The last piece of information I included was a Pokémon's stats. Every Pokémon has 5 stats that determine how much damage they deal and how much damage they take. These include Attack, Defense, Sp. Attack, Sp. Defense, and Speed. This helps determine the outcome of the game because you could for example have a high speed and high attack stat Pokémon and the opponent team had Pokémon with low defenses meaning their team is at a disadvantage. This was included by simply including the stats and dividing it by 200 to normalize it in the array. An example stat array looks like [0.99, 0.99, 0.725,0.725, 0.685].
For the actual collection of data I used previously made Pokémon bots and had them play against each other on a local Pokémon Showdown server. During the game it writes down the information associated with every turn. After the game concludes, it chooses one turn at random to include in the data set and labels it with a win or lose. The reason I choose to not take multiple samples from one game is to make sure all data samples are independent from one another which is useful for testing and validation.
The neural net has an input size of 289. This is turn number + (Pokémon type(18) + Pokémon health and stats (6)) * 12 because there are 6 Pokémon on each team. It uses two hidden layers of size 64 and 32 and an output size of 1. The hidden layers use a Relu activation function to extract features and for efficiency. The output uses a sigmoid activation to output a probability. It uses a Binary cross-entropy loss function because of the binary classification of win or loss.
The overall result was about a 74% accuracy for predicting the outcome of the game. When the neural net added the type classification for Pokémon it had massive overfitting problems with the data. In order to solve this I implemented cross validation to see the validation error alongside the training error.

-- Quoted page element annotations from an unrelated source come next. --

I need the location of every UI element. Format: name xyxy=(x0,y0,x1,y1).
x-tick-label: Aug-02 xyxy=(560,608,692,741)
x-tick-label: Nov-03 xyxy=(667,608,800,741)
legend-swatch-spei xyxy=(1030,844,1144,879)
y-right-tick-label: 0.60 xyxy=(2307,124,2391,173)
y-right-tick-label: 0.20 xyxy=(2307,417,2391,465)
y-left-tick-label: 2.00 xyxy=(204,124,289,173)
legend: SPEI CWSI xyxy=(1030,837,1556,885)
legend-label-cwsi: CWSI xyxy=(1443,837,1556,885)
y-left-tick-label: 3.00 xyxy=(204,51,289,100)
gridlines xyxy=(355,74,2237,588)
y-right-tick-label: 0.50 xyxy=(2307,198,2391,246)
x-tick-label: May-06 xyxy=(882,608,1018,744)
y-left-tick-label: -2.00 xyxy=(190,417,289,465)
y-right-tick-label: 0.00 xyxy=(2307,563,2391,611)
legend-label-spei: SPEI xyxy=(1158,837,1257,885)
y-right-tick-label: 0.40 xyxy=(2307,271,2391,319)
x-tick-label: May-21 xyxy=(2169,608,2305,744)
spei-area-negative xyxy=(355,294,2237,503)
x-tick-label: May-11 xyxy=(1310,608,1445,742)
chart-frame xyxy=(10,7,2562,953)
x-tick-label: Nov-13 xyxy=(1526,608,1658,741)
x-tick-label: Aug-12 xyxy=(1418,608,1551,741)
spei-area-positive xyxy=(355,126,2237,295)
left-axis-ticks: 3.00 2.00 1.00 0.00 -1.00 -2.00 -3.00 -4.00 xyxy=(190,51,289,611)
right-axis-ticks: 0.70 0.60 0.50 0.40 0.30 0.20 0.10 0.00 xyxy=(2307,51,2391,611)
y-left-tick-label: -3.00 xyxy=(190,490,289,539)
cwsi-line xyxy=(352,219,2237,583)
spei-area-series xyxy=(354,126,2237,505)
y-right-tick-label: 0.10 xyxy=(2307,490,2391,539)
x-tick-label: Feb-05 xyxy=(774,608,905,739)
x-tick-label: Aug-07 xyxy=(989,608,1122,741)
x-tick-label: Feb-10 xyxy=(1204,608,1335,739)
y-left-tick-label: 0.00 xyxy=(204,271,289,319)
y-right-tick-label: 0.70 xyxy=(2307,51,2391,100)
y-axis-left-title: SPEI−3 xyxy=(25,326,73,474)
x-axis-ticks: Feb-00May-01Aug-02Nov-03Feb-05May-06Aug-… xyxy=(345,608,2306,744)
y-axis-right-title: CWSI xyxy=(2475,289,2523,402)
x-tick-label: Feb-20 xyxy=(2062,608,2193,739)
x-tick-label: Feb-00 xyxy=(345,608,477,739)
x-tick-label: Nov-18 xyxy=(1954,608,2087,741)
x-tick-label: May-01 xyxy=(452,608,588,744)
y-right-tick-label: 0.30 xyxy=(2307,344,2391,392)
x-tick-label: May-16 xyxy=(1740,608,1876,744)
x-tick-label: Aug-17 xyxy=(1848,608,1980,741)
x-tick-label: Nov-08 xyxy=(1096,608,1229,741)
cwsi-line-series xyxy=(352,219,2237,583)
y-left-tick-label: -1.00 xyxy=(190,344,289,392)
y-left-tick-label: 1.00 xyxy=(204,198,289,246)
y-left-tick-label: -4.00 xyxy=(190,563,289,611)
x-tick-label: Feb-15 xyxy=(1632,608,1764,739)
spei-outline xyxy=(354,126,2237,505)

This led to very poor generalization of around 60% accuracy. Reducing the number of epochs to around 30 improved generalization a lot.
The graph shows the final model with the implementation of health, types, and stats. There are still some overfitting problems but not as pronounced.
This is a graph of predication accuracy on the y-axis and turn number on the x-axis. There is a linear relationship observed from this graph. This makes sense because its easier to make a prediction about the outcome the closer it is to the end of the game.
The development of a neural network to predict the outcome of competitive Pokémon matches demonstrates a novel application of machine learning to a dynamic strategy game. By using aspects of the game state like health, type matchups, and stats, this project achieves a prediction accuracy of 74%, with improved performance as the battles progresses. Despite challenges like overfitting and the inherent complexity of Pokémon battles, careful preprocessing and model adjustments enabled meaningful insights into the relationship between game state information and match outcomes. This work not only parallels similar advancements in chess evaluation systems but also paves the way for creating intelligent bots capable of high levels of play.